3 Ocak 2010 Pazar

yeni yıl, eski hayat

2010'da öyle çok radikal değişiklikler beklentisinde değilim doğrusu. hayatımın şu son üç haftası o kadar güzeldi ki.. önce Melike -tanıştırayım, kendisi benim çok çok yakın arkadaşım olmakla beraber aramızda konuştuğumuz o bize has dili de anlayabilen tek insandır- Berlin'e, yanıma geldi, tüm sıkıntımı aldı götürdü. Böylece, birer ahlak abidesi gibi takılan bütün o tutucu arkadaşlarımın bana verdiği yalnızlık hissinden sıyrıldım, eski ben olmaya doğru yol aldım. Erkek arkadaşım, ki maneviyatının ve hislerinin çok hassas olması nedeniyle kalbimi çaldı, bu değişimin sesime hemen yansıdığını söyledi durdu. Melike'yle ayyaş da olduk kıro da. Ve birbirimizi hiç yargılamadık, ne sarhoş olmaktan ne de şebekleşmekten çekindik, bizim deyişimizle "hiçbir masraftan kaçınmadık" yani. Sonra da hayalimizi gerçekleştirdik beraber- Amsterdam! Evet, Amsterdam'a gittik. Benim de yıllardır kendime verdiğim sözü gerçekleştirmem için zaman gelmişti artık. İlk cigaramı :) içtim, nefret ettim, kafa da olmadım bıraktım. Ama yaptım mı yaptım. Sonraları keşfettiğim o leziz spacecake'ler ise gerçekten en sevdiğim kısmıydı gezinin- hem muhteşem güzel bir çikolatalı muffin ye hem de seni Alice harikalar diyarının alasına götürsün. Oh be, var mı böylesi. Tabi durum böyle olunca ben de bir günde iki tane yedim, harikalar diyarından çıkmadım. Çok değişik şeyler oldum, onlar başka bir yazıya artık.
Amsterdam sonrası paralar suyunu çekti, cüzdanlar rahatladı tabii.. E bir de Berlin'den geliyoruz, hediye beklentileri pek yüksek. Kalan parayı da hediyelere verdik mi? Türkiye'ye indik Melike'yle, toplasak cüzdanlarda 10 euro var ya da yok. Ama Türkiye'ye gelmişim, bir telefonla yardımıma gelecek o kadar çok insan, gelişime mutlu olan o kadar canım bir ailem var ki, umrumda değil. Zannettiğimden çok daha fazla özlemişim buraları.
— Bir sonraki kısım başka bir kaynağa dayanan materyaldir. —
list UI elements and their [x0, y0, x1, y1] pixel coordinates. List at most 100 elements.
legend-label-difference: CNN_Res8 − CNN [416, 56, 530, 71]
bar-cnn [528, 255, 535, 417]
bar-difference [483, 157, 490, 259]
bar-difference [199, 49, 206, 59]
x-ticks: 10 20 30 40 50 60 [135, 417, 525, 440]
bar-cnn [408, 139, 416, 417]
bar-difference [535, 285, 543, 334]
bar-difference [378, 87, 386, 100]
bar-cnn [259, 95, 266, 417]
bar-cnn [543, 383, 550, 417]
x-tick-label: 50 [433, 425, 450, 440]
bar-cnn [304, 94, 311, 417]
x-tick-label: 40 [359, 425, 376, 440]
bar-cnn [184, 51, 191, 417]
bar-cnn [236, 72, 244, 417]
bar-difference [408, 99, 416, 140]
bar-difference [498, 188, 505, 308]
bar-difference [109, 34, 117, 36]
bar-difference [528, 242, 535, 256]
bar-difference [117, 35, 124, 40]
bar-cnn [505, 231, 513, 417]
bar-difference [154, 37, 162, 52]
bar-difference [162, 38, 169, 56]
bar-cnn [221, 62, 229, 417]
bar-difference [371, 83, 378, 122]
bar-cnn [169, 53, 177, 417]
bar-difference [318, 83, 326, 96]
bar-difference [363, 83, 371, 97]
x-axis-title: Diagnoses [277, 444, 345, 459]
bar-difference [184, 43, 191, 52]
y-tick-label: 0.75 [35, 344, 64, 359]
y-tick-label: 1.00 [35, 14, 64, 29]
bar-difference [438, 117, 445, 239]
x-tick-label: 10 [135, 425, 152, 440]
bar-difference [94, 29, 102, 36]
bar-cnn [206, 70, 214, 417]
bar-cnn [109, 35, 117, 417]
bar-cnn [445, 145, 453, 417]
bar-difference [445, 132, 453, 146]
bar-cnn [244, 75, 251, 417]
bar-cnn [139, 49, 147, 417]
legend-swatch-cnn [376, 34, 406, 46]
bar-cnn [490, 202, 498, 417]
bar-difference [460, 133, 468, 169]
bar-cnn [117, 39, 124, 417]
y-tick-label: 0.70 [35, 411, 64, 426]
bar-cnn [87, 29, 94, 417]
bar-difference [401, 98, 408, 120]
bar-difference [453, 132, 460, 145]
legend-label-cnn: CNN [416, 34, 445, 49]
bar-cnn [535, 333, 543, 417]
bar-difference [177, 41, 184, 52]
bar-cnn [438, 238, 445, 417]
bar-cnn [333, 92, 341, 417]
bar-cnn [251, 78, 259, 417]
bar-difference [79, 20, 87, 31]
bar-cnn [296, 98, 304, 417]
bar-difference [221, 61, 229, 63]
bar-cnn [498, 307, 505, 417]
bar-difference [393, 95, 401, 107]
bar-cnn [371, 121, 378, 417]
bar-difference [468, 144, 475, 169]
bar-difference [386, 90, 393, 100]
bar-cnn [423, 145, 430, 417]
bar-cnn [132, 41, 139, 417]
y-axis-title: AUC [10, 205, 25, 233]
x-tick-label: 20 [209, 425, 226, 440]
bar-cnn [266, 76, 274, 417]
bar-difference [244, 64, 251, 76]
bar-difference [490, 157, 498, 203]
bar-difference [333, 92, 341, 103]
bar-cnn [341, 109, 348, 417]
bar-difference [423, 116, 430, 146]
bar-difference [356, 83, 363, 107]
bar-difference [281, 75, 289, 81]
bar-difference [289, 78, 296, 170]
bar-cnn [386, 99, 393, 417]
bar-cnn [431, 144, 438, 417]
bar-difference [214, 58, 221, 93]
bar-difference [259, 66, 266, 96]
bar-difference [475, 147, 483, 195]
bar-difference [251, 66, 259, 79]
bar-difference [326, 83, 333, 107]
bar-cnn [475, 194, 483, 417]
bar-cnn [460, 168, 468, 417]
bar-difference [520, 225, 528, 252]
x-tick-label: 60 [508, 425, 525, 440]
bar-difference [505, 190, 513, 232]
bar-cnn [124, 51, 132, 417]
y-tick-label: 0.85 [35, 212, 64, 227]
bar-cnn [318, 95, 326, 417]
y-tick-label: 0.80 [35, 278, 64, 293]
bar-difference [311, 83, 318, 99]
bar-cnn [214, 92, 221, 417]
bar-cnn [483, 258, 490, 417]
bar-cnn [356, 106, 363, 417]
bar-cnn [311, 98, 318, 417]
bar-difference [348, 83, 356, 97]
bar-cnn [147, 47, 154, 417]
İzmir'de muhteşem havayla geçirdiğim kısa bir haftadan sonra İstanbul'dayım. Hala daha da buradayım, dönmeye de hiç niyetim yok. Çok güzel günler geçirdim, yılbaşı desem zaten harikaydı. Üniversiteye ilk geldiğim yılları hatırlıyorum da, yılbaşını evde geçirenlere "yaşlılık felaketine doğru giden insanlar" gözüyle bakıp onlar için pek çok üzülürdüm. Ne salak, ya da ne çocukmuşum diyeyim kendime çok yüklenmeyeyim. İki yıldır evde geçirdiğim yılbaşında da çok eğlendim, hele bu seneki yılbaşı, girdiğim yılın en güzel yıl olacağının habercisi gibiydi. Kendimi, maneviyata önem verdiğim her an daha çok seviyorum.
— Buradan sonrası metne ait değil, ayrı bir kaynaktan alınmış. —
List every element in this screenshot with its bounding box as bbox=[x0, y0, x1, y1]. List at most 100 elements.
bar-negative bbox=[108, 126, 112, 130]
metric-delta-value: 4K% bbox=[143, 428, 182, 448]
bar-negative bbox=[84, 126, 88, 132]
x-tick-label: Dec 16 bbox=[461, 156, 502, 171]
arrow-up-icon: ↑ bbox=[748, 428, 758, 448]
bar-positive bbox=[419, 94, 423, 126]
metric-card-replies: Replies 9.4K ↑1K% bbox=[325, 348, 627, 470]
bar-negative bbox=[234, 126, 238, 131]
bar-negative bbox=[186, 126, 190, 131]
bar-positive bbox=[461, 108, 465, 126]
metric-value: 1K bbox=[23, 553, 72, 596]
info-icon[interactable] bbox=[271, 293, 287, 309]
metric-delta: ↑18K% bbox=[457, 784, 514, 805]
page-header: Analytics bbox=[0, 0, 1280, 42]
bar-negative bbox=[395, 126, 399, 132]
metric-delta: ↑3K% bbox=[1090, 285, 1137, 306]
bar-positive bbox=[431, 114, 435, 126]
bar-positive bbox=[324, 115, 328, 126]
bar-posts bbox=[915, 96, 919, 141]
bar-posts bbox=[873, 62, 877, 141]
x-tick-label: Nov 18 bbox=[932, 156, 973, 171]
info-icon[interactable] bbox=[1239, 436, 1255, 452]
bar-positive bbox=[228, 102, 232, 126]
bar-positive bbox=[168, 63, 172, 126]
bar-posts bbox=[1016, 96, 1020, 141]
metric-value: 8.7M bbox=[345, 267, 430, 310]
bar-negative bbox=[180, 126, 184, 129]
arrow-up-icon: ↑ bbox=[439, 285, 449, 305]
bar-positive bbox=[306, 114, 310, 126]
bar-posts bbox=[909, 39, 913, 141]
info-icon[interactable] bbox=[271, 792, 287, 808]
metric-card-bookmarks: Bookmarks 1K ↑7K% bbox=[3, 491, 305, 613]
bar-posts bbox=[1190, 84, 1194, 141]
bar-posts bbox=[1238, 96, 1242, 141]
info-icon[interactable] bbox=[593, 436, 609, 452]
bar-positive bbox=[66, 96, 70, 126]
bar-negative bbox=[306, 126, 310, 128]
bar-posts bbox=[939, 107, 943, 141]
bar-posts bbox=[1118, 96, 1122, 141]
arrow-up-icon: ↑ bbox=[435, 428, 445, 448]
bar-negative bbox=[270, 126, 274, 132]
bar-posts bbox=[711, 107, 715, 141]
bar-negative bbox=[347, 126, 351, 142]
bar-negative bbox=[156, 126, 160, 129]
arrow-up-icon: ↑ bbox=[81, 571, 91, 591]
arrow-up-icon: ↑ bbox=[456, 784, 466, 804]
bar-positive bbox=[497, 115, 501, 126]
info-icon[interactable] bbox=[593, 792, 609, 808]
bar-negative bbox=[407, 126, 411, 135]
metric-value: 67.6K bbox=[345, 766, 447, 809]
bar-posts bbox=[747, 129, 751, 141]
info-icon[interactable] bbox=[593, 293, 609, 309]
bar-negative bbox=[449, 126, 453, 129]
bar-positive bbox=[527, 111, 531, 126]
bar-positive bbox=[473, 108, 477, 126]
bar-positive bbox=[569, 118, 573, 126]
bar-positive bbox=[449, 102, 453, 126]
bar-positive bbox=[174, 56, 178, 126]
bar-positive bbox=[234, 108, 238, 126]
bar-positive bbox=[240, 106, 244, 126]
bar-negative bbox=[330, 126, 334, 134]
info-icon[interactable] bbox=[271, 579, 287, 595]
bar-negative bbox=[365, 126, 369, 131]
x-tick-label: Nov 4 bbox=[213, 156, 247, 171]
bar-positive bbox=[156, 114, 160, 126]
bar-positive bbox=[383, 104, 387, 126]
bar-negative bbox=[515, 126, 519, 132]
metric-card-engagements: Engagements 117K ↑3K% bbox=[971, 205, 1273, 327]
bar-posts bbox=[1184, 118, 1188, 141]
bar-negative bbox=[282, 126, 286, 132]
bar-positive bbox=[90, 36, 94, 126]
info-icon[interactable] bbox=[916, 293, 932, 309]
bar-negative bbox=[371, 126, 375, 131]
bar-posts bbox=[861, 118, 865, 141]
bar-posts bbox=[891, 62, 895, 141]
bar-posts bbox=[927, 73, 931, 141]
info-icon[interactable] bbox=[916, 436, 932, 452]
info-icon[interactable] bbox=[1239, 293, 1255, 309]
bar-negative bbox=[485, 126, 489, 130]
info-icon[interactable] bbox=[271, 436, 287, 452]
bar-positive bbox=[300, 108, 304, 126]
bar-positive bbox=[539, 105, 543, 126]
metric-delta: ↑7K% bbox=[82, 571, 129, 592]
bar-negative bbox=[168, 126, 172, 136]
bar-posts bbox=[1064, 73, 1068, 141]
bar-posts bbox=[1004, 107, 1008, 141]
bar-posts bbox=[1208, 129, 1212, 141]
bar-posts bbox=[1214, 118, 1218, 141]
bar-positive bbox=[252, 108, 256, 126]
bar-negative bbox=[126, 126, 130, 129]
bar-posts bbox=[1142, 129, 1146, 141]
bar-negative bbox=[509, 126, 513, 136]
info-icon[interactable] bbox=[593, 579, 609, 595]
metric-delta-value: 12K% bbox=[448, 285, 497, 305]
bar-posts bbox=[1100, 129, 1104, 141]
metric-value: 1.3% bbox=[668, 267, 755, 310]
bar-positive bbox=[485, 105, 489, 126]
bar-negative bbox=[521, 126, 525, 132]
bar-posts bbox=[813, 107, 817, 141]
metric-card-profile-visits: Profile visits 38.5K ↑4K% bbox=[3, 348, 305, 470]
Berlin'e giderken, hayatımın monotonluğundan çok sıkılmıştım. Canımdan çok sevdiğim dostlarımla beraber olurken bile sıkılıyordum. Bunu görmek beni daha da çok üzüyordu. Uzaklaşmam gerekti, biraz yalnız kalmak. Yani kendimi bu yalnızlığa kendim ittim. Şimdi herkes bana "yaa, bak gittin oralara nasıl da özlüyorsun" dese de, ve ben bunlara onaylarcasına kafa sallasam da, biliyorum ki doğru olanı yaptım. Kalsaydım bu yılbaşı bu kadar keyifli olmazdı. Ben de eski ben olamazdım. Bu yıla da şimdi baktığım kadar umutlu bakmazdım.

Şimdi, yeniden her şeyden tat alabildiğim şu günlerde 2010'dan asgari beklentim mevcut hayatımın devamıdır. Gelecekse daha iyisi hay hay. Yok sen zaten nirvanaya ulaşmışsın diyorsan 2010, o da kabulümdür.